The other board is designed for output. It has an h-bridge hooked up to the two PWM channels of a tiny84, and an extra pin out for a piezzo buzzer. It's designed to receive a signal from the sensing boards and do something interesting.

Both boards are designed to be modular, meaning that I could build multiple of them and they could communicate with each other. Each one has two separate serial channels. The idea was that one would be used among the sensor boards and one would be used among the output boards.

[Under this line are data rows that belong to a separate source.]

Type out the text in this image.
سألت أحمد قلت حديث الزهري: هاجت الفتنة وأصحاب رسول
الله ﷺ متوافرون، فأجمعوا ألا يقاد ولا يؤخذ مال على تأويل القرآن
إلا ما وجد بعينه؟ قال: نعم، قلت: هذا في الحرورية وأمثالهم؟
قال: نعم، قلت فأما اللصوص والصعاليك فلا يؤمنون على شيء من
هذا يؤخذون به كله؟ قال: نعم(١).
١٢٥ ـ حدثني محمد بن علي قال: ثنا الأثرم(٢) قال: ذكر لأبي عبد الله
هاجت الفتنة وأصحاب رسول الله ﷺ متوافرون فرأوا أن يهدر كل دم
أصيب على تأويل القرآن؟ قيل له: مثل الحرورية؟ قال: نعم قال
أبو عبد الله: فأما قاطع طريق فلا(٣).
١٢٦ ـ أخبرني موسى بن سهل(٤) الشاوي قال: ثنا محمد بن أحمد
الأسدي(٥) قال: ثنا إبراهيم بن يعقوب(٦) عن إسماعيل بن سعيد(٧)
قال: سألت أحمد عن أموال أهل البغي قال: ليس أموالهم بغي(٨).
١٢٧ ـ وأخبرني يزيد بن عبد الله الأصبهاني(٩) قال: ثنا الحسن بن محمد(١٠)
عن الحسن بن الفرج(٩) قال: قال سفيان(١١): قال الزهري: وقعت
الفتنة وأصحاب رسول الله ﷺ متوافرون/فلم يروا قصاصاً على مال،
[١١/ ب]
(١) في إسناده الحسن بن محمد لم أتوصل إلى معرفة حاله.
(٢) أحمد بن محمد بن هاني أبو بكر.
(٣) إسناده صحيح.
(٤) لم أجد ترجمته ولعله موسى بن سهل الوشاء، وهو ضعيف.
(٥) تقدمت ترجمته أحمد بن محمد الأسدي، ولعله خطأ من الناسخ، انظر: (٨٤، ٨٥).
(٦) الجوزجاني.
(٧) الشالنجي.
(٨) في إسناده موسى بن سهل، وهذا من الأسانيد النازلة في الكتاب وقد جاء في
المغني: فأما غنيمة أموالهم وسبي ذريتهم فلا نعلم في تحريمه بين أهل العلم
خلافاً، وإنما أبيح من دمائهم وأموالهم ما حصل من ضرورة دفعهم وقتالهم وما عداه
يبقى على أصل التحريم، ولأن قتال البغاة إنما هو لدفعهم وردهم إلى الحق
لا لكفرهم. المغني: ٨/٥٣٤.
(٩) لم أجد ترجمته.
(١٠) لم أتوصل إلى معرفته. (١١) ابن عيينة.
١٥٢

The code is not quite ready for this yet, but hopefully it will be by next time.

Problems:

  1. H-bridge was backwards. (No dot on schematic OR chip)
  2. Driving N-MOSFETs were backwards. (S,G and D not labeled in fab library)
  3. No pull-down resistor on drive line for N-MOSFETs. (Thought pull-ups on P-MOSFETs was enough)

Lessons:

  1. USE A @#$@# PULL-DOWN RESISTOR ON THE GATES OF ALL YOUR N-MOSFETS!!!!!
  2. No matter how tempting it is, don't wire your h-bridge from an existing diagram. Think through it yourself.
  3. If you can't identify S, G and D, stop, take a breath, find a datasheet and START OVER.
  4. The slanted side of the h-bridge corresponds to the dot on the datasheet (but it's absent in the schematic).
  5. Before you program, EVERYTHING FLOATS.
  6. When you plug in your board for the first time, keep your finger on the h-bridge. Be ready to unplug the power quickly.
  7. When all hope is lost, ask Brian Mayton.


The Final Countdown!!

I'm getting ready to build the anti-theft device for my chair. For starters, I 3D-scanned the back and seat of it. I found out that GeoMagic has some great features for creating a full 3D model out of a bunch of crappy partial point-clouds.

Lessons:

  1. Put some kind of markers on the thing you want to scan. Make sure they're evenly spaced and easily identifiable.
  2. Try not to overlap too much - go for maximal coverage.
  3. Downsample and decimate aggresively. You don't need more than a couple hundred thousand triangles to represent most reasonable shapes.